Why do Mexicans make up stupid names? I’m not talking about indigenous names that sound different, but when you say them, they have a standard pronunciation. I’m concerned about names that are entirely made up, like with extra syllables that aren’t linguistically logical. I’m also concerned about parents who name their children foreign names that they don’t know how to spell. I’ve met tons of little Mexican boys named Giovanni, but their moms or dads spell it Giobani, Geovany, Jobany. These spellings aren’t even phonetic in any particular language. Also, I am sick of all the variations of Jazmin—Jasmin pronounced Yasmin, Yazmine, Yasmina, etc. Most of the time the J is pronounced like a Y when, in reality, the flower name Jazmin pronounced with the J from jalapeño is really beautiful. I’m also sick of all the Mexican kids named “Bray-yan” because Brian is a stupid name, even in English. What happened to naming kids after saints? —Linguistically Loco
Dear Wab: People bastardizing names is a hallmark of the human experience: the Hebrew Yochanan is the root for John, Jean, Juan, Joao, Ivan, Johan, Jan, Evan, Giovanni, Hans, Sean, and many, many other variants. And Mexicans stateside don’t use saints’ names in Spanish because—as I repeat in this column ad nauseum—they assimilate.

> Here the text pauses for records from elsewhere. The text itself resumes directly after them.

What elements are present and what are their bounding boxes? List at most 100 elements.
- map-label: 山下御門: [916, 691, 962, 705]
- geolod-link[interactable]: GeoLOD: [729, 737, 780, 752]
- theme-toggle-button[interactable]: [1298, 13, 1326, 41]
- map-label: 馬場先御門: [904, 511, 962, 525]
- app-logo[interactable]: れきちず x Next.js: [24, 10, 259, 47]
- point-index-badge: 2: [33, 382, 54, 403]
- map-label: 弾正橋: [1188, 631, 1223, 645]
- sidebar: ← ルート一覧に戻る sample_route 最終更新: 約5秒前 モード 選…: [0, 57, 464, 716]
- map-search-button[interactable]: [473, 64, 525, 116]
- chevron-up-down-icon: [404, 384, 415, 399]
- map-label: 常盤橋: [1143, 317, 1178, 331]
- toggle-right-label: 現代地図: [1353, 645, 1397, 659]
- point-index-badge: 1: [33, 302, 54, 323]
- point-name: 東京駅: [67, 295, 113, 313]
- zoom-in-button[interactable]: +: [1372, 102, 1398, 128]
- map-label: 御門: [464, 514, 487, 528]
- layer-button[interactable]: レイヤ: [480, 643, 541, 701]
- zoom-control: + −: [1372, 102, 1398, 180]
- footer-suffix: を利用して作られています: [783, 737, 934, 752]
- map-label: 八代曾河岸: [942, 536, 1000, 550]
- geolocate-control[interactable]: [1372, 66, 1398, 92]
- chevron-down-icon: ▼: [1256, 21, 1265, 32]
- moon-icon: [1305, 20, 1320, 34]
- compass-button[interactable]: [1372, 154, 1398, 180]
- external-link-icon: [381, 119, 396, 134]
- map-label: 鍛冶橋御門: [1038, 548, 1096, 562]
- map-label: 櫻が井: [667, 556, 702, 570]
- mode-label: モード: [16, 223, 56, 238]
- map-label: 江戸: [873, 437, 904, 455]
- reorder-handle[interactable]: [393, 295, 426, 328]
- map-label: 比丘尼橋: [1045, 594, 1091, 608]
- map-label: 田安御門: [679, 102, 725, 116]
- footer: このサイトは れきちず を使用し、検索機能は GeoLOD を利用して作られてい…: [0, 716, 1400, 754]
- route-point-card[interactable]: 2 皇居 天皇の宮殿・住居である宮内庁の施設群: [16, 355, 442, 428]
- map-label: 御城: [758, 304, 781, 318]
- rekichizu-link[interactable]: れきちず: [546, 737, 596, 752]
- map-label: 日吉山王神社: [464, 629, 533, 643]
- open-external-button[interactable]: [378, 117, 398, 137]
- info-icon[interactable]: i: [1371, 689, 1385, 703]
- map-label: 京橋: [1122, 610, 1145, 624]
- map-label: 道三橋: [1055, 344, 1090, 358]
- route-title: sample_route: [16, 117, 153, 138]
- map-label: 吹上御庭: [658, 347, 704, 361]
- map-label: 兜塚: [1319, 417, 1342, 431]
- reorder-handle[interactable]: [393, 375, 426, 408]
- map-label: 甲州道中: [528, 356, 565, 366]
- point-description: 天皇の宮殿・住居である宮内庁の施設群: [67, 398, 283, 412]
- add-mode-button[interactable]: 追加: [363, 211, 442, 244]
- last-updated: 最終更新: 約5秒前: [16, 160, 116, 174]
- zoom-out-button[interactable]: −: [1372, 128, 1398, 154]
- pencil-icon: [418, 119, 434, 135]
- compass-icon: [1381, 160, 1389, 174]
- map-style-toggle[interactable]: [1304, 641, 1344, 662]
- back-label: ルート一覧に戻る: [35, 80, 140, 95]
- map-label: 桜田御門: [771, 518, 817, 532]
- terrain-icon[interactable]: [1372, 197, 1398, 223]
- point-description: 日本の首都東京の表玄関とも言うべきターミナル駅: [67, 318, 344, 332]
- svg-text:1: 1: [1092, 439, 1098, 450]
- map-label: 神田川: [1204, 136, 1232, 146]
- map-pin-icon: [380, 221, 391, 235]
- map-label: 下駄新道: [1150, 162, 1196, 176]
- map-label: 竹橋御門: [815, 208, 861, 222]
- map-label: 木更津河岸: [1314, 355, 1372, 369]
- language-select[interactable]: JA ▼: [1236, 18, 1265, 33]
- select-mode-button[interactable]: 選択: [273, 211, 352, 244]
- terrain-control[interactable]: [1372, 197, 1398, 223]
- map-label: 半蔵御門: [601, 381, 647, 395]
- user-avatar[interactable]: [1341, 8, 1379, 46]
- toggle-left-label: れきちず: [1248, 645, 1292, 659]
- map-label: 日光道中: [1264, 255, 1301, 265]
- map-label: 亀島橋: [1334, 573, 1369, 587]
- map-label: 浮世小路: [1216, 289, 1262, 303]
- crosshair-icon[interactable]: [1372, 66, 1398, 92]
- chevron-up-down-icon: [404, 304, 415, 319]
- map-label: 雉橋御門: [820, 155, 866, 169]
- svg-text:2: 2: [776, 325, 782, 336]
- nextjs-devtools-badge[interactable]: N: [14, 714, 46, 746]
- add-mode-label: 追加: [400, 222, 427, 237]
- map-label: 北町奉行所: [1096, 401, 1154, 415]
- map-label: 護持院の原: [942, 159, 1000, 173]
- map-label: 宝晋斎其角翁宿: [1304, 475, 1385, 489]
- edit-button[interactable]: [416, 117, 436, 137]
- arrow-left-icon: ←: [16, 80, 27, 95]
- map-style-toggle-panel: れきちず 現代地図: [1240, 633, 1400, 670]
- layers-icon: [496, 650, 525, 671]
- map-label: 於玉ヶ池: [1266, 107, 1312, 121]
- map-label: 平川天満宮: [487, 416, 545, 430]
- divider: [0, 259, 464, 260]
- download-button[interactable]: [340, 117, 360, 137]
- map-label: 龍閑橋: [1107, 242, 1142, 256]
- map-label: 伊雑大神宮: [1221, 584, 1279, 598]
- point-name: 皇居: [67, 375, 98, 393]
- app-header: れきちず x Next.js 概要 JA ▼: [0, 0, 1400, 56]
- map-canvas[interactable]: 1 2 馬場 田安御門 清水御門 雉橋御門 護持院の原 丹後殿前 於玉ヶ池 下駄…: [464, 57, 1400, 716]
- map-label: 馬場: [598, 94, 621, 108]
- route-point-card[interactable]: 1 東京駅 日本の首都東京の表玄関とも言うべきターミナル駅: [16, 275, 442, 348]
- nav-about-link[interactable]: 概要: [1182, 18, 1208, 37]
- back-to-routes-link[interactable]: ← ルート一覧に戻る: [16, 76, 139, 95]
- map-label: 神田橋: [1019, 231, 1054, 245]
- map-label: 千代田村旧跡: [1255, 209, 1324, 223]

As the Mexican’s old UCLA professor Edward Telles and his Department of Sociology colleague Vilma Ortiz showed in their 2008 book, Generations of Exclusion: Mexican Americans Assimilation and Race, the longer Mexicans live in this country, the more likely they’ll bestow non-Spanish names on their children. No joke from me on this point—just basking at the satisfaction of stats proving the Know Nothing nation wrong again. Give up, already, pendejos!